Mientras leía la última novela de Ramiro Pinilla, a menudo me venía a la mente otro libro que, en principio, nada tiene que ver con el imaginario del autor de Verdes valles, colinas rojas. Se trata de El sindicato de policía Yiddish, de Michael Chabon. Las dos novelas comparten un objetivo común: una renovación/ampliación de la literatura negra mediante la adaptación de los arquetipos del género a los universos particulares de sus autores. También en ambos casos, el proceso revela un profundo conocimiento y respeto a tales arquetipos.

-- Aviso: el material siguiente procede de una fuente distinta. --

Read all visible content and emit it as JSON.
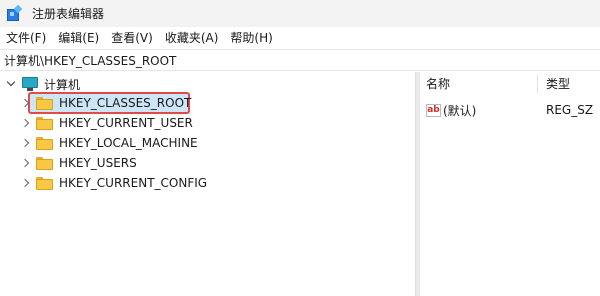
{
  "window": {
    "title": "注册表编辑器"
  },
  "menu": [
    {
      "label": "文件(F)"
    },
    {
      "label": "编辑(E)"
    },
    {
      "label": "查看(V)"
    },
    {
      "label": "收藏夹(A)"
    },
    {
      "label": "帮助(H)"
    }
  ],
  "address": {
    "path": "计算机\\HKEY_CLASSES_ROOT"
  },
  "tree": {
    "root_label": "计算机",
    "items": [
      {
        "label": "HKEY_CLASSES_ROOT",
        "selected": true
      },
      {
        "label": "HKEY_CURRENT_USER"
      },
      {
        "label": "HKEY_LOCAL_MACHINE"
      },
      {
        "label": "HKEY_USERS"
      },
      {
        "label": "HKEY_CURRENT_CONFIG"
      }
    ]
  },
  "values_pane": {
    "columns": [
      {
        "label": "名称"
      },
      {
        "label": "类型"
      }
    ],
    "rows": [
      {
        "name": "(默认)",
        "type": "REG_SZ"
      }
    ]
  },
  "colors": {
    "selection": "#cde6f7",
    "highlight_border": "#e24a4a",
    "folder": "#f8c843"
  }
}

Vayamos ahora con las diferencias. Chabon se sirvió de una interesante ucronía para ambientar su incursión en la novela negra: tras la Segunda Guerra Mundial, una colonia de judíos se asienta, en vez de en Israel, en una franja de la costa de Alaska. Pinilla, por su parte, ha escogido un escenario de carne y hueso, y que conoce muy bien: el Getxo de la posguerra. El trabajo imaginativo de Chabon fue notable, pero al mismo tiempo se convirtió en un arma de doble filo. En el El sindicato de policía Yiddish resulta más atractivo el decorado de la historia que la historia en sí. En Sólo un muerto más, ambos aspectos de la novela avanzan de la mano, apoyándose mutuamente a cada paso. Por otro lado, el universo creativo de Chabon, con sus referencias al mundo judío y a la cultura pulp está menos asentado y es más flexible que el Getxo de Pinilla, que ha venido construyéndose desde Las ciegas hormigas (1960), por lo que el casamiento de aquél con el género negro era mucho más sencillo.

 

Estamos en 1945 y Sancho Bordaberri es propietario de una librería en Getxo. Además de leer le gusta escribir. Admira a los clásicos del género negro: Hammett, Chandler, Cain… y escribe novelas emulándolos, ambientadas en un Los Ángeles donde nunca ha estado y protagonizadas por detectives de gabardina, sombrero de ala ancha y revólver calibre 38. Lamentablemente, ninguna editorial acepta sus novelas. Tras dieciséis fracasos (dieciséis novelas), casi arroja la toalla. Está a punto de abandonar sus aspiraciones literarias cuando se detiene a pensar que quizá lo que debería hacer es escribir sobre lo que sabe y sobre las personas que conoce, lo que dará verosimilitud y garra a sus historias. Además, tiene una historia delante de sus mismas narices. La ha tenido desde hace diez años, cuando los gemelos Altube, unos conocidos marrulleros y timadores, fueron encadenados a una roca de la playa de Arrigúnaga para que la marea los ahogara. El inicio de la Guerra Civil eclipsó la posterior investigación y el culpable nunca fue descubierto. Sancho decide convertirse él mismo en investigador y vivir la novela que luego escribirá.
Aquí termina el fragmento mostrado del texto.